In early release for over a year, Jarvis has been downloaded over 45,000 times. One of the first adopters is T-Mobile, which is using Jarvis to improve its customer service. “We are always looking to drive the greatest experience for our customers, and to do so, we realized a few years ago we had to reinvent how we were treating customers,” Matt Davis, VP of products and technology at T-Mobile, shared in a briefing. He then went on the explain how Jarvis gives customer-facing people “superpowers” enabling them to provide better service while doing less work. Jarvis does much of the heavy lifting of translation, triaging quickly what the customer needs and other tasks, he added.

Nvidia also announced a partnership with Mozilla Common Voice, one of the world’s largest multi-language voice datasets that’s now available to everyone. During his keynote, CEO Huang urged everyone to record at Mozilla Common Voice to make universal translation possible.

On a related note, Nvidia connected the dots between Jarvis and its collaboration AI framework, Maxine, introduced last October. Maxine provides a range of functions to make video meetings better. These include super resolution, body pose estimation, noise removal, translation, transcription, and other features. Jarvis is the voice AI that powers Maxine, so customers should expect to have that same rich conversational experience in future video meetings.

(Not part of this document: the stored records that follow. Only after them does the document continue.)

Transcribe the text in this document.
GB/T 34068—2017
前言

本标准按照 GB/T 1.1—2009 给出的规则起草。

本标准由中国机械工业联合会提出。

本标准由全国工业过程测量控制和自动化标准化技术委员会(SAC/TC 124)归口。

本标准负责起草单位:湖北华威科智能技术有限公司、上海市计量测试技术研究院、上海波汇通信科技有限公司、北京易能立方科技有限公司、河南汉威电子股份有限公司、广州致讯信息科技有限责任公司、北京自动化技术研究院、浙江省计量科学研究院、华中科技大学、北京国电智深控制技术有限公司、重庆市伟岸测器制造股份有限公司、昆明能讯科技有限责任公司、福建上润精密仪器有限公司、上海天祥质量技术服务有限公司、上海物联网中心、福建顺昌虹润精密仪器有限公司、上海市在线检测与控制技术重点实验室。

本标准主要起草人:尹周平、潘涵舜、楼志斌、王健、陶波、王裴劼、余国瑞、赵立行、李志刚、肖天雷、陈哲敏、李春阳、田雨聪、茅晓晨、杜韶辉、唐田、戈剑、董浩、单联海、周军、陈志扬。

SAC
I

Last year, Avaya announced it was using Maxine in its Spaces team collaboration product. At this year’s GTC, Pexip and Touchcast revealed they are adopting Maxine. Pexip will use Maxine similarly to how Avaya does, with the Nvidia technology bringing advanced capabilities to its enterprise video solution. I expect, in the very near future, these AI capabilities will be table stakes and any vendor that doesn’t have them will be significantly behind.

Touchcast is using Maxine to create what it says is the world’s first AI-powered events platform. Given the shift from physical to at least partially virtual events, Touchcast could have a huge impact on making hybrid events better. The AI-powered Touchcast platform will let event presenters “beam” out of their home offices and into mixed reality sets without needing a green screen. Watch the video in this news release for a bit of peek at what Touchcast is working on for its event platform.

It’s safe to say that the AI era for communications is here and it will forever change the way we collaborate and provide customer service. Nvidia’s “magic” is simplifying the technology and making it accessible to all developers and companies and effectively democratizing it so AI becomes ubiquitous.